A ponta do iceberg

milhares de anos antes da existência da América
o Egito já chegara à maturidade”

Ahdaf Soueif

Estou quase terminado um romance muito interessante: O Mapa do Amor, da escritora egípcia Ahdaf Soueif. Quando chegar à última página, terei a certeza de que não é o melhor livro que já li, mas ressuscitou, dentro de mim, a antropóloga que gostaria de ter sido.

Com uma narrativa delicada, embrenhada de fatos sociais e históricos para mim desconhecidos sobre o mitológico Egito, o livro resgatou o conceito de relativismo cultural que estava ligeiramente empoeirado, coitado, pelo excesso de informação globalizada da mídia.

Globalizada, uma ova! Lendo este livro me peguei matutando: serão mesmo as mulheres árabes umas pobres coitadas massacradas, violentadas em suas liberdades, seres inferiores para seus homens? Antes que me tachem de simpatizante do nazismo e de outras ideologias hediondas, informo que sou contra qualquer tipo de tortura, degradação e aniquilamento da espécie humana, sem preconceitos de gênero, para falar antropologuês rasgado.

O Mapa do Amor reacendeu uma questão óbvia e ululante: nossas fontes de informação e diversão são tão ocidentalizadas, tão pró-Israel, ou seja, tão norte-americanas, que fica difícil acreditar neste estereótipo do mundo-árabe-cão, que esse povo milenar é uma aberração social, os tais bad guys, bárbaros barbudos. Sei não... Eu conheço um sírio típico que é uma pessoa maravilhosa. Trata as mulheres com deferência e hombridade que faltam em muitos machistas brasileiros. Ele aprendeu a respeitar as mulheres aqui? Creio que não.

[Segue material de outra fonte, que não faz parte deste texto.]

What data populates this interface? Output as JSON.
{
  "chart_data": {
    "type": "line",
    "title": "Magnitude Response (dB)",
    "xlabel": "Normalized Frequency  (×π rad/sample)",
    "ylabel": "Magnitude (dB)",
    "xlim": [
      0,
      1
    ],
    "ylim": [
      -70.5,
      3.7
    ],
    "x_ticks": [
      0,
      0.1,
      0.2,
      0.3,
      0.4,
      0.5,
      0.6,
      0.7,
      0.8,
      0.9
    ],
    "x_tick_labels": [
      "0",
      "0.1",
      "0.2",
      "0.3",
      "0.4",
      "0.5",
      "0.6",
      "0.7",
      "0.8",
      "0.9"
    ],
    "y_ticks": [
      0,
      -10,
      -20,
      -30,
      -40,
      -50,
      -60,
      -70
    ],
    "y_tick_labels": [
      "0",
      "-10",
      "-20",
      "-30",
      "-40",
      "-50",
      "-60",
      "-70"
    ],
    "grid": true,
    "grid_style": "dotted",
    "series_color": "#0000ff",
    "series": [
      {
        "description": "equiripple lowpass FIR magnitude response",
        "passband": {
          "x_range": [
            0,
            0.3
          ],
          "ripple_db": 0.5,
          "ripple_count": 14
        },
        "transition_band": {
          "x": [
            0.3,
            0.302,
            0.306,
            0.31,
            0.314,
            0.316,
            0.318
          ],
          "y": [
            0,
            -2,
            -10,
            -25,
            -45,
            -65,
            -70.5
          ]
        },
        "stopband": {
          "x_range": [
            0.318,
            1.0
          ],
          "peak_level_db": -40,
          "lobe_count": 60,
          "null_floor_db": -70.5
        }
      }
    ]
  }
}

Ao conhecer a ponta do iceberg da vida egípcia nos primórdios do século XX, sinto que estamos sendo catequizados, doutrinados a desprezar uma cultura, língua e gastronomia de nuances e texturas fantásticas. Os árabes e mesmo o Islamismo não podem ser só escuridão. Nada é assim. Até a Natureza, a mais primitiva das forças, alterna delicadeza e fúria, dia e noite.

Por meio da suave escrita de Ahdaf Soueif, percebo que há alegria, satisfação, dignidade e orgulho nas mulheres que ela retrata. Não consigo vislumbrar traços de revolta ou angústia. E também não acredito que a escritora esteja dourando a pílula. Ela vive na Inglaterra e – creio eu – não teria pudores em denunciar a repressão feminina em seu país.

Claro que existem excessos e ignorâncias. Não devemos ser tolerantes com práticas que condenam mulheres a morrerem apedrejadas ou a sofrerem mutilações em seus órgãos genitais. Isso é trevas. Mas trevas é o lugar em que a lei do mais forte impera, seja aqui ou na Papua Nova Guiné.

O mais importante é relembrar a lição ofertada aos calouros de Antropologia: relativizar. Ajustar o olhar para compreender antes de opinar. O desconhecimento nos causa temor. E o temor acaba sendo pai e mãe de atrocidades no oriente e no ocidente, sem distinção de credo, raça ou nacionalidade. Isso sim é uma realidade tristemente democrática.